2.3.5 Hubungan Kepercayaan dengan Kesetiaan
Penelitian yang dilakukan oleh Chaudhuri dalam Aulia (2010) menemukan
bahwa kepercayaan merupakan penggerak yang mempengaruhi loyalitas pada benak
pelanggan. Hal serupa pun dikemukakan oleh Chumpitaz et al (2005) pada studi
penelitian pada bisnis on-line pun menemukan bahwa kepercayaan pelanggan
berpengaruh pada loyalitas pelanggan. Morgan dan Hunt (1994) menambahkan pula,
bahwa tingginya kepercayaan akan dapat berpengaruh terhadap menurunnya
kemungkinan untuk melakukan perpindahan terhadap penyedia jasa lain.

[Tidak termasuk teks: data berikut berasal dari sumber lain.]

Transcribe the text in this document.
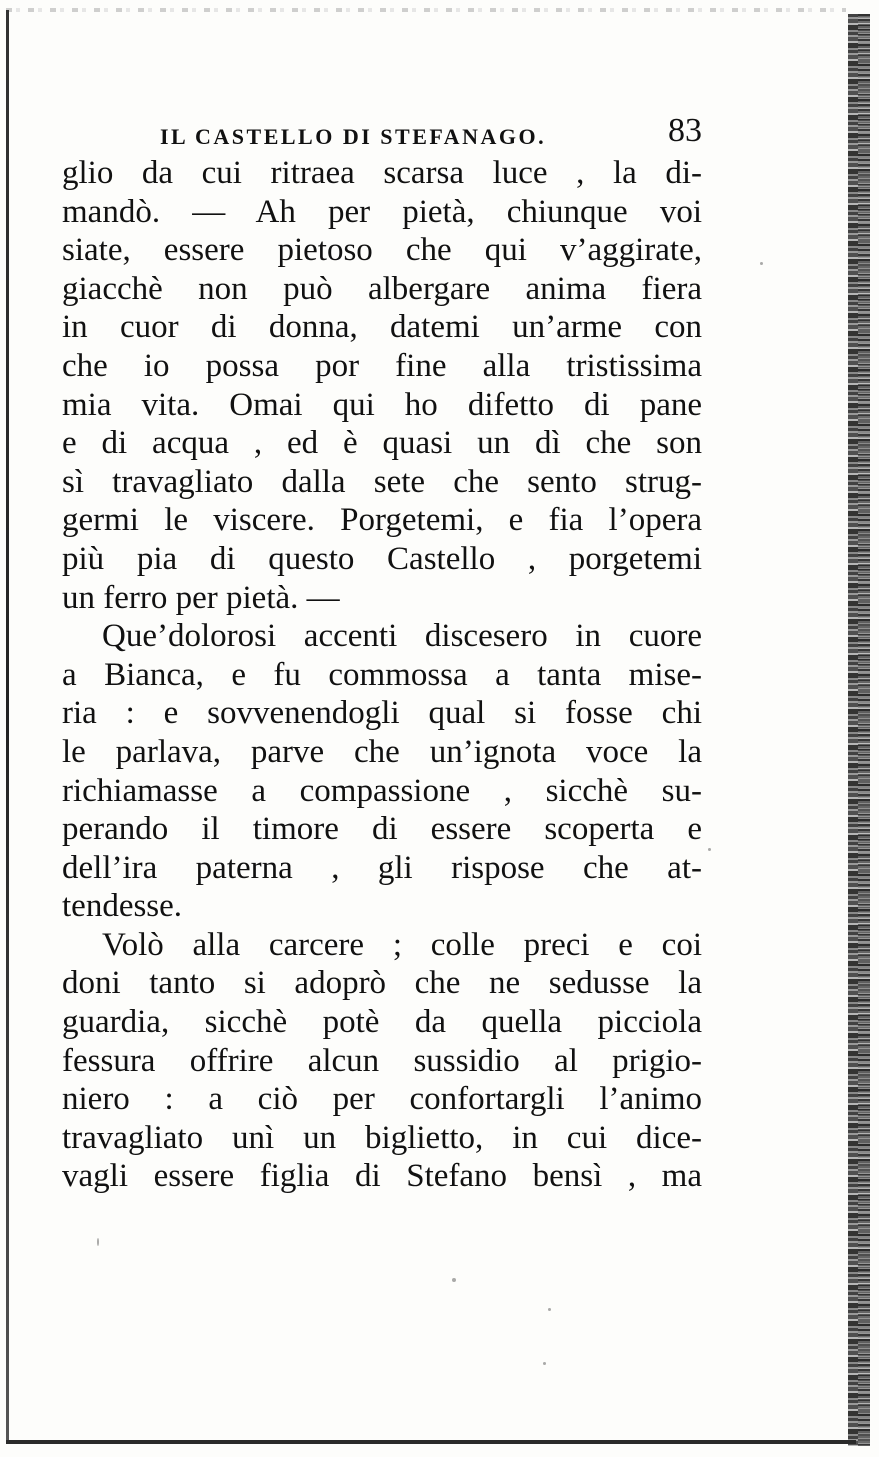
IL CASTELLO DI STEFANAGO.	83
glio da cui ritraea scarsa luce , la di-
mandò. — Ah per pietà, chiunque voi
siate, essere pietoso che qui v’aggirate,
giacchè non può albergare anima fiera
in cuor di donna, datemi un’arme con
che io possa por fine alla tristissima
mia vita. Omai qui ho difetto di pane
e di acqua , ed è quasi un dì che son
sì travagliato dalla sete che sento strug-
germi le viscere. Porgetemi, e fia l’opera
più pia di questo Castello , porgetemi
un ferro per pietà. —
Que’dolorosi accenti discesero in cuore
a Bianca, e fu commossa a tanta mise-
ria : e sovvenendogli qual si fosse chi
le parlava, parve che un’ignota voce la
richiamasse a compassione , sicchè su-
perando il timore di essere scoperta e
dell’ira paterna , gli rispose che at-
tendesse.
Volò alla carcere ; colle preci e coi
doni tanto si adoprò che ne sedusse la
guardia, sicchè potè da quella picciola
fessura offrire alcun sussidio al prigio-
niero : a ciò per confortargli l’animo
travagliato unì un biglietto, in cui dice-
vagli essere figlia di Stefano bensì , ma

Berdasarkan
penjabaran diatas, penelitian ini akan menganalisa hubungan kepercayaan terhadap
loyalitas pasien.

2.4 Kerangka Konsep


Dari pemaparan telaah pustaka tersebut, maka dapat dikembangkan suatu
kerangka pemikiran teoritis yang dapat dilihat pada Gambar 2.2 sebagai berikut :

kepuasan
kesetiaan

mutu
kepercayaa

Gambar 2.2 Kerangka Konsep Penelitian


Berdasarkan Gambar 2.2, variabel laten eksogen dalam penelitian ini adalah
mutu. Sedangkan variabel laten endogen dalam penelitian ini adalah variabel
kepuasan, kepercayaan dan kesetiaan pasien.
2.5 Hipotesis Penelitian
1. Mutu pelayanan berpengaruh signifikan terhadap kepuasan
2. Mutu pelayanan berpengaruh signifikan terhadap kepercayaan
3. Mutu pelayanan berpengaruh signifikan terhadap kesetiaan pasien
4. Kepuasan berpengaruh signifikan terhadap kesetiaan pasien
5. Kepercayaan berpengaruh signifikan terhadap kesetiaan pasien.